Improve Your Indoor Air Quality
The key to improving indoor air quality is to eliminate sources of pollution. We can achieve this in a number of ways.
- Bring in fresh air from outdoors with an effective ventilation system.
- Pollutants and dust can only be trapped by changing filters.
- Humidity should be maintained.
- Basic acceptable standards have been set and should be followed.
- The purpose of the standards set is to provide for minimally acceptable indoor air quality.
Ventilation was never a concern in the past because we were getting the optimum amount of fresh air to survive. With more high-rise buildings and commercialization, people started spending 90 percent of their time indoors, resulting in the building of tighter duct systems to save energy. This raised concerns about air contaminants indoors. Hence, the need to ensure there is an excellent indoor air quality.
Have You Ever Thought About What You Are Breathing? Is Your Home Making You Sick?

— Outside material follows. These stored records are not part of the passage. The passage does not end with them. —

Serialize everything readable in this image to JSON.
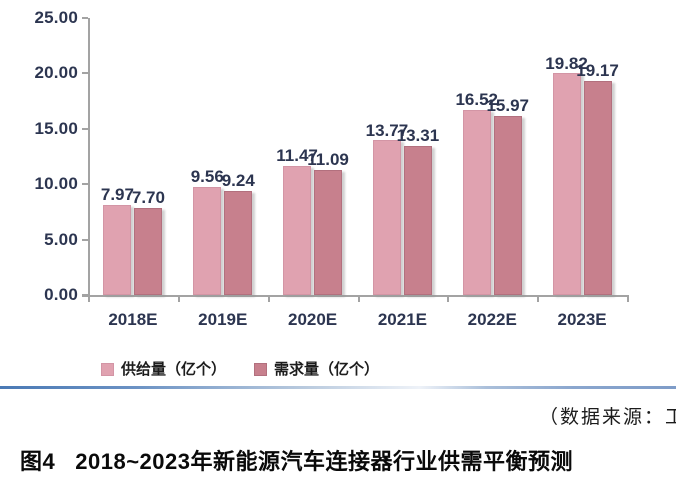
{
  "chart_data": {
    "type": "bar",
    "title": "",
    "categories": [
      "2018E",
      "2019E",
      "2020E",
      "2021E",
      "2022E",
      "2023E"
    ],
    "series": [
      {
        "name": "供给量（亿个）",
        "values": [
          7.97,
          9.56,
          11.47,
          13.77,
          16.52,
          19.82
        ],
        "labels": [
          "7.97",
          "9.56",
          "11.47",
          "13.77",
          "16.52",
          "19.82"
        ],
        "color": "#e0a2b0",
        "border_color": "#d395a5"
      },
      {
        "name": "需求量（亿个）",
        "values": [
          7.7,
          9.24,
          11.09,
          13.31,
          15.97,
          19.17
        ],
        "labels": [
          "7.70",
          "9.24",
          "11.09",
          "13.31",
          "15.97",
          "19.17"
        ],
        "color": "#c7808d",
        "border_color": "#b2707e"
      }
    ],
    "ylim": [
      0,
      25
    ],
    "y_ticks": [
      "25.00",
      "20.00",
      "15.00",
      "10.00",
      "5.00",
      "0.00"
    ],
    "grid": false,
    "legend_position": "bottom",
    "xlabel": "",
    "ylabel": ""
  },
  "footer": {
    "source_note": "（数据来源：工",
    "caption_label": "图4",
    "caption_title": "2018~2023年新能源汽车连接器行业供需平衡预测"
  },
  "colors": {
    "axis_gray": "#a3a3a3",
    "value_label_text": "#2c3550",
    "divider_blue": "#4a79b5"
  }
}
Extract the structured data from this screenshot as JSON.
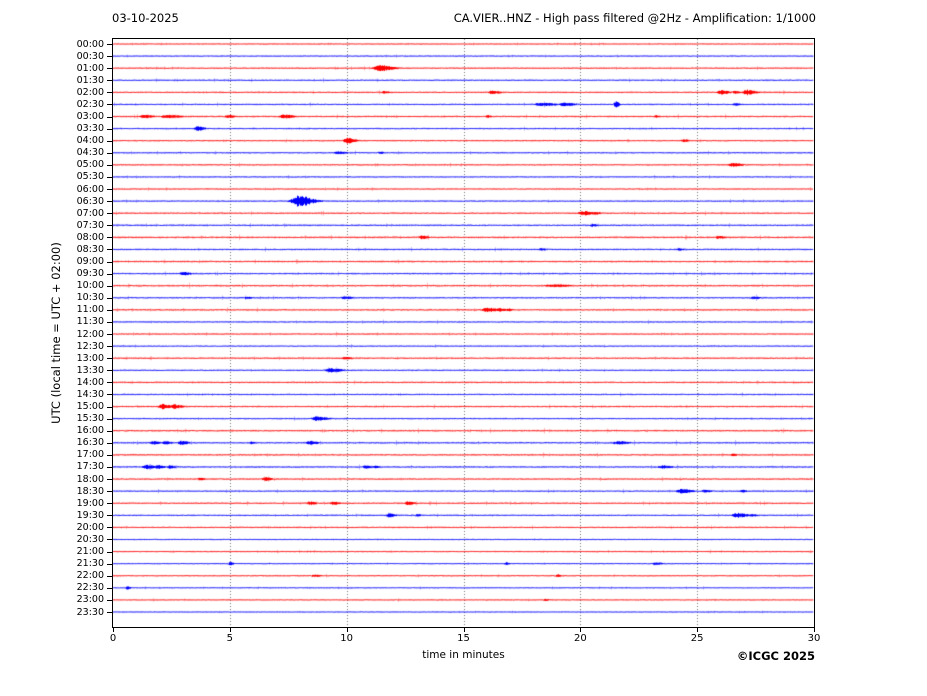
{
  "header": {
    "date": "03-10-2025",
    "title": "CA.VIER..HNZ - High pass filtered @2Hz - Amplification: 1/1000"
  },
  "axes": {
    "y_label": "UTC (local time = UTC + 02:00)",
    "x_label": "time in minutes",
    "x_ticks": [
      0,
      5,
      10,
      15,
      20,
      25,
      30
    ],
    "x_range": [
      0,
      30
    ],
    "grid": "vertical-dotted-at-5-min"
  },
  "footer": {
    "copyright": "©ICGC 2025"
  },
  "colors": {
    "trace_red": "#ff0000",
    "trace_blue": "#0000ff",
    "grid": "#777777",
    "frame": "#000000",
    "background": "#ffffff"
  },
  "chart_data": {
    "type": "line",
    "subtype": "helicorder-dayplot",
    "minutes_per_row": 30,
    "event_format": "[start_minute, relative_amplitude, width_minutes]",
    "rows": [
      {
        "label": "00:00",
        "color": "red",
        "noise": 0.4,
        "events": []
      },
      {
        "label": "00:30",
        "color": "blue",
        "noise": 0.45,
        "events": []
      },
      {
        "label": "01:00",
        "color": "red",
        "noise": 0.5,
        "events": [
          [
            11.4,
            3.0,
            0.5
          ]
        ]
      },
      {
        "label": "01:30",
        "color": "blue",
        "noise": 0.5,
        "events": []
      },
      {
        "label": "02:00",
        "color": "red",
        "noise": 0.5,
        "events": [
          [
            11.6,
            1.3,
            0.2
          ],
          [
            16.2,
            1.8,
            0.3
          ],
          [
            26.0,
            2.2,
            0.3
          ],
          [
            26.6,
            1.4,
            0.2
          ],
          [
            27.1,
            2.6,
            0.35
          ]
        ]
      },
      {
        "label": "02:30",
        "color": "blue",
        "noise": 0.5,
        "events": [
          [
            18.3,
            1.8,
            0.5
          ],
          [
            19.3,
            1.8,
            0.4
          ],
          [
            21.5,
            3.5,
            0.12
          ],
          [
            26.6,
            1.3,
            0.2
          ]
        ]
      },
      {
        "label": "03:00",
        "color": "red",
        "noise": 0.55,
        "events": [
          [
            1.3,
            1.8,
            0.35
          ],
          [
            2.3,
            1.8,
            0.5
          ],
          [
            4.9,
            1.8,
            0.25
          ],
          [
            7.3,
            2.2,
            0.35
          ],
          [
            16.0,
            1.3,
            0.15
          ],
          [
            23.2,
            1.3,
            0.15
          ]
        ]
      },
      {
        "label": "03:30",
        "color": "blue",
        "noise": 0.5,
        "events": [
          [
            3.6,
            2.2,
            0.25
          ]
        ]
      },
      {
        "label": "04:00",
        "color": "red",
        "noise": 0.5,
        "events": [
          [
            10.0,
            3.0,
            0.3
          ],
          [
            24.4,
            1.4,
            0.2
          ]
        ]
      },
      {
        "label": "04:30",
        "color": "blue",
        "noise": 0.5,
        "events": [
          [
            9.6,
            1.4,
            0.35
          ],
          [
            11.4,
            1.3,
            0.15
          ]
        ]
      },
      {
        "label": "05:00",
        "color": "red",
        "noise": 0.5,
        "events": [
          [
            26.5,
            1.8,
            0.35
          ]
        ]
      },
      {
        "label": "05:30",
        "color": "blue",
        "noise": 0.45,
        "events": []
      },
      {
        "label": "06:00",
        "color": "red",
        "noise": 0.45,
        "events": []
      },
      {
        "label": "06:30",
        "color": "blue",
        "noise": 0.5,
        "events": [
          [
            7.9,
            5.5,
            0.55
          ]
        ]
      },
      {
        "label": "07:00",
        "color": "red",
        "noise": 0.55,
        "events": [
          [
            20.1,
            2.2,
            0.4
          ],
          [
            20.6,
            1.6,
            0.2
          ]
        ]
      },
      {
        "label": "07:30",
        "color": "blue",
        "noise": 0.6,
        "events": [
          [
            20.5,
            1.3,
            0.2
          ]
        ]
      },
      {
        "label": "08:00",
        "color": "red",
        "noise": 0.65,
        "events": [
          [
            13.2,
            1.8,
            0.25
          ],
          [
            25.9,
            1.4,
            0.25
          ]
        ]
      },
      {
        "label": "08:30",
        "color": "blue",
        "noise": 0.55,
        "events": [
          [
            18.3,
            1.2,
            0.2
          ],
          [
            24.2,
            1.2,
            0.2
          ]
        ]
      },
      {
        "label": "09:00",
        "color": "red",
        "noise": 0.6,
        "events": []
      },
      {
        "label": "09:30",
        "color": "blue",
        "noise": 0.55,
        "events": [
          [
            3.0,
            1.8,
            0.25
          ]
        ]
      },
      {
        "label": "10:00",
        "color": "red",
        "noise": 0.65,
        "events": [
          [
            18.8,
            1.3,
            0.7
          ]
        ]
      },
      {
        "label": "10:30",
        "color": "blue",
        "noise": 0.55,
        "events": [
          [
            5.7,
            1.2,
            0.2
          ],
          [
            9.9,
            1.8,
            0.25
          ],
          [
            27.4,
            1.4,
            0.25
          ]
        ]
      },
      {
        "label": "11:00",
        "color": "red",
        "noise": 0.6,
        "events": [
          [
            16.0,
            2.2,
            0.4
          ],
          [
            16.5,
            1.8,
            0.25
          ],
          [
            16.9,
            1.4,
            0.15
          ]
        ]
      },
      {
        "label": "11:30",
        "color": "blue",
        "noise": 0.5,
        "events": []
      },
      {
        "label": "12:00",
        "color": "red",
        "noise": 0.5,
        "events": []
      },
      {
        "label": "12:30",
        "color": "blue",
        "noise": 0.45,
        "events": []
      },
      {
        "label": "13:00",
        "color": "red",
        "noise": 0.55,
        "events": [
          [
            9.9,
            1.4,
            0.25
          ]
        ]
      },
      {
        "label": "13:30",
        "color": "blue",
        "noise": 0.5,
        "events": [
          [
            9.3,
            2.2,
            0.4
          ]
        ]
      },
      {
        "label": "14:00",
        "color": "red",
        "noise": 0.55,
        "events": []
      },
      {
        "label": "14:30",
        "color": "blue",
        "noise": 0.5,
        "events": []
      },
      {
        "label": "15:00",
        "color": "red",
        "noise": 0.55,
        "events": [
          [
            2.1,
            2.6,
            0.3
          ],
          [
            2.6,
            2.2,
            0.3
          ]
        ]
      },
      {
        "label": "15:30",
        "color": "blue",
        "noise": 0.5,
        "events": [
          [
            8.7,
            2.2,
            0.4
          ]
        ]
      },
      {
        "label": "16:00",
        "color": "red",
        "noise": 0.6,
        "events": []
      },
      {
        "label": "16:30",
        "color": "blue",
        "noise": 0.6,
        "events": [
          [
            1.7,
            1.8,
            0.25
          ],
          [
            2.2,
            1.6,
            0.25
          ],
          [
            2.9,
            2.2,
            0.25
          ],
          [
            5.9,
            1.3,
            0.15
          ],
          [
            8.4,
            1.8,
            0.3
          ],
          [
            21.6,
            1.6,
            0.4
          ]
        ]
      },
      {
        "label": "17:00",
        "color": "red",
        "noise": 0.6,
        "events": [
          [
            26.5,
            1.2,
            0.15
          ]
        ]
      },
      {
        "label": "17:30",
        "color": "blue",
        "noise": 0.6,
        "events": [
          [
            1.4,
            2.2,
            0.3
          ],
          [
            1.9,
            1.8,
            0.25
          ],
          [
            2.4,
            1.6,
            0.2
          ],
          [
            10.8,
            1.6,
            0.25
          ],
          [
            11.2,
            1.4,
            0.15
          ],
          [
            23.5,
            1.6,
            0.35
          ]
        ]
      },
      {
        "label": "18:00",
        "color": "red",
        "noise": 0.55,
        "events": [
          [
            3.7,
            1.8,
            0.15
          ],
          [
            6.5,
            1.8,
            0.25
          ]
        ]
      },
      {
        "label": "18:30",
        "color": "blue",
        "noise": 0.5,
        "events": [
          [
            24.3,
            2.2,
            0.4
          ],
          [
            25.3,
            1.4,
            0.25
          ],
          [
            26.9,
            1.6,
            0.15
          ]
        ]
      },
      {
        "label": "19:00",
        "color": "red",
        "noise": 0.55,
        "events": [
          [
            8.4,
            1.6,
            0.25
          ],
          [
            9.4,
            1.6,
            0.25
          ],
          [
            12.6,
            1.8,
            0.25
          ]
        ]
      },
      {
        "label": "19:30",
        "color": "blue",
        "noise": 0.5,
        "events": [
          [
            11.8,
            1.8,
            0.25
          ],
          [
            13.0,
            1.3,
            0.15
          ],
          [
            26.7,
            2.4,
            0.4
          ],
          [
            27.3,
            1.6,
            0.2
          ]
        ]
      },
      {
        "label": "20:00",
        "color": "red",
        "noise": 0.5,
        "events": []
      },
      {
        "label": "20:30",
        "color": "blue",
        "noise": 0.4,
        "events": []
      },
      {
        "label": "21:00",
        "color": "red",
        "noise": 0.45,
        "events": []
      },
      {
        "label": "21:30",
        "color": "blue",
        "noise": 0.4,
        "events": [
          [
            5.0,
            1.8,
            0.12
          ],
          [
            16.8,
            1.3,
            0.15
          ],
          [
            23.2,
            1.4,
            0.25
          ]
        ]
      },
      {
        "label": "22:00",
        "color": "red",
        "noise": 0.45,
        "events": [
          [
            8.6,
            1.3,
            0.25
          ],
          [
            19.0,
            1.2,
            0.15
          ]
        ]
      },
      {
        "label": "22:30",
        "color": "blue",
        "noise": 0.35,
        "events": [
          [
            0.6,
            1.6,
            0.12
          ]
        ]
      },
      {
        "label": "23:00",
        "color": "red",
        "noise": 0.4,
        "events": [
          [
            18.5,
            1.2,
            0.12
          ]
        ]
      },
      {
        "label": "23:30",
        "color": "blue",
        "noise": 0.35,
        "events": []
      }
    ]
  }
}
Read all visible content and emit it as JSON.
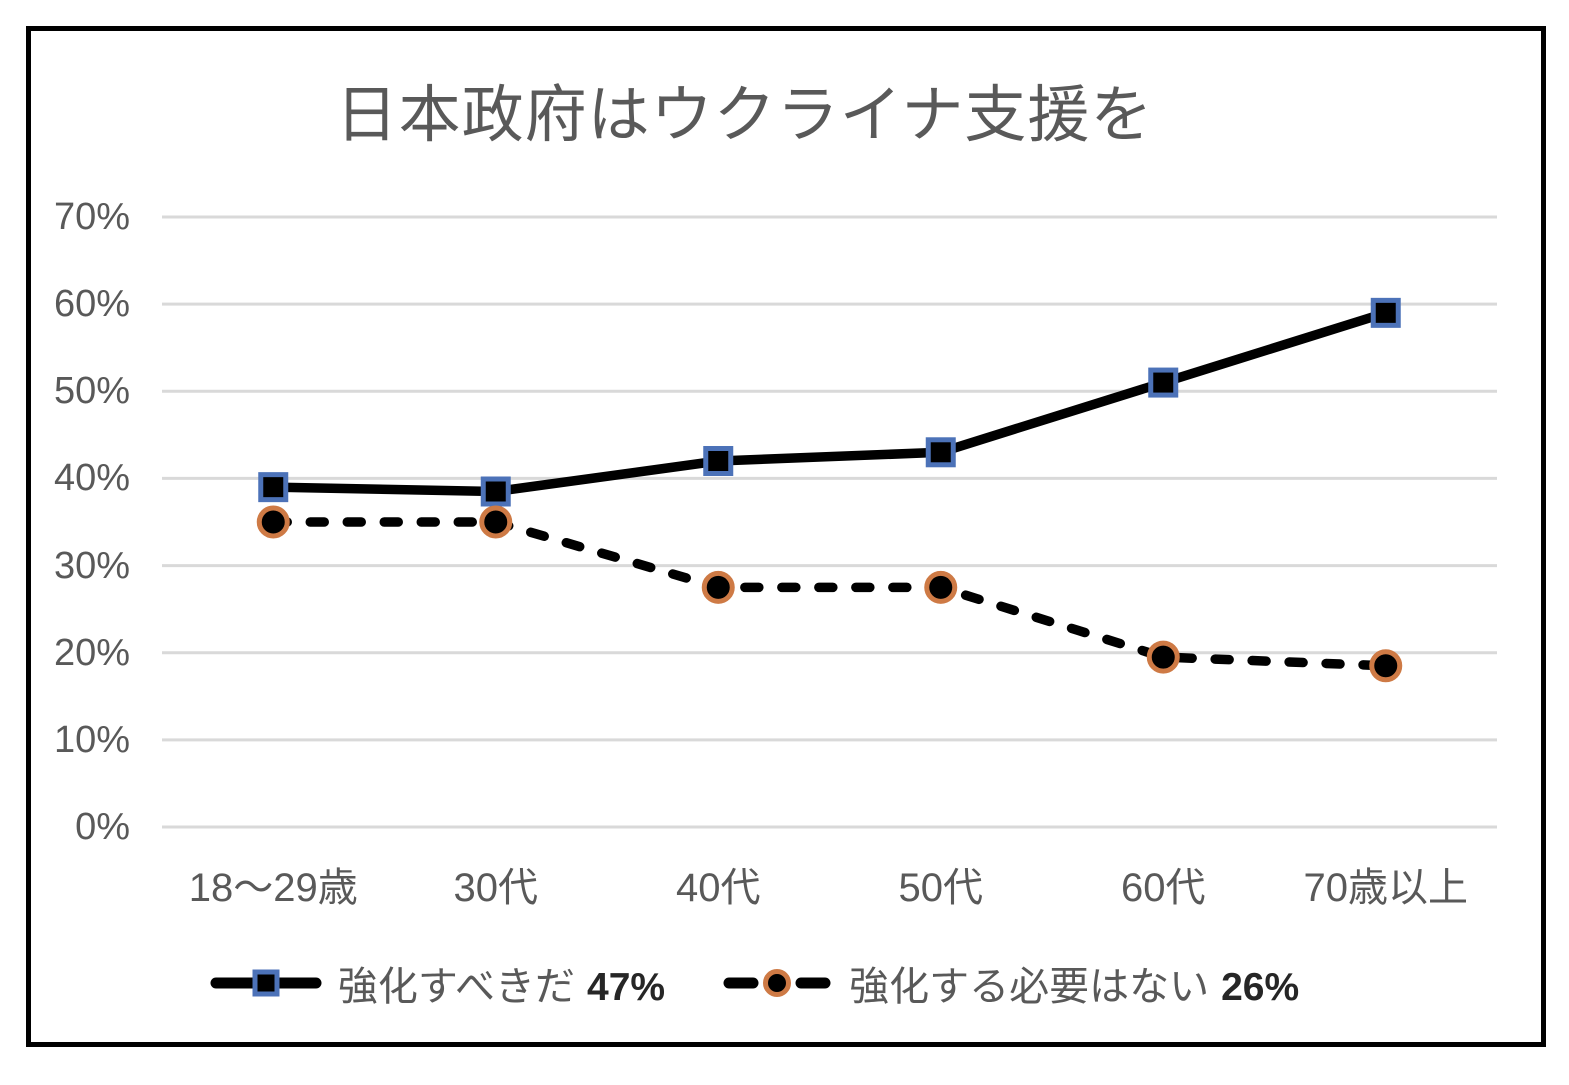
{
  "chart_data": {
    "type": "line",
    "title": "日本政府はウクライナ支援を",
    "categories": [
      "18〜29歳",
      "30代",
      "40代",
      "50代",
      "60代",
      "70歳以上"
    ],
    "y_ticks": [
      "0%",
      "10%",
      "20%",
      "30%",
      "40%",
      "50%",
      "60%",
      "70%"
    ],
    "y_tick_values": [
      0,
      10,
      20,
      30,
      40,
      50,
      60,
      70
    ],
    "ylim": [
      0,
      70
    ],
    "grid": true,
    "legend_position": "bottom",
    "colors": {
      "text_gray": "#595959",
      "gridline": "#D9D9D9",
      "line_black": "#000000",
      "square_marker_border_blue": "#4C72B8",
      "circle_marker_border_orange": "#CE7A45",
      "frame_border": "#000000",
      "legend_value_black": "#262626"
    },
    "series": [
      {
        "name": "強化すべきだ",
        "overall": "47%",
        "legend_label": "強化すべきだ 47%",
        "values": [
          39,
          38.5,
          42,
          43,
          51,
          59
        ],
        "line_style": "solid",
        "marker": "square",
        "line_color": "#000000",
        "marker_fill": "#000000",
        "marker_border": "#4C72B8"
      },
      {
        "name": "強化する必要はない",
        "overall": "26%",
        "legend_label": "強化する必要はない 26%",
        "values": [
          35,
          35,
          27.5,
          27.5,
          19.5,
          18.5
        ],
        "line_style": "dashed",
        "marker": "circle",
        "line_color": "#000000",
        "marker_fill": "#000000",
        "marker_border": "#CE7A45"
      }
    ]
  }
}
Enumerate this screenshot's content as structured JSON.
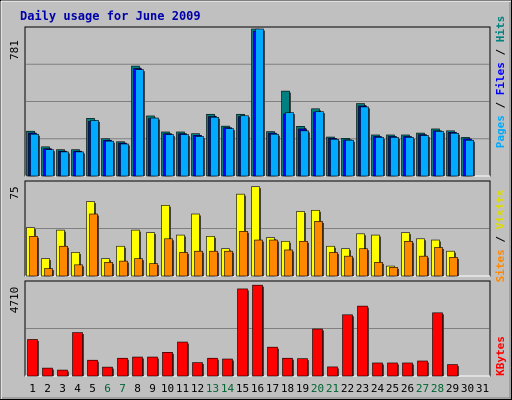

- The build-up around your bathroom fixtures is the primary cause of respiratory and allergic reactions.
- Materials from buildings, furniture, equipment in the office, repellents, room fresheners, laundry, paints and lacquers, cleaning supplies, varnishes, waxes, pesticides, and a variety of other products have volatile organic compounds.
- Asthma attacks are mainly stimulated by biological debris, dust mites, and pet dander – which are a significant source of respiratory irritants.
- There are combustion pollutants that are emitted from improperly vented or unvented appliances that are fuel-burning. Namely, space heaters, wood stoves, gas stoves, water heaters, dryers, and fireplaces.
Growing concern about energy costs, security issues, noise pollution, and dirty air from outside have led to more significant concerns for residents. Studies confirm the fact that human exposure to indoor air pollutants may be higher than outdoor levels.
Many people complain regarding building-related health concerns and may have developed building-related illnesses. This does not mean immediate changes required in building practice, but the standard expectation of residential ventilation has been set. Now that it is widely known that indoor air quality can be worse than outside, engineers have figured out a solution to reduce indoor air pollutants.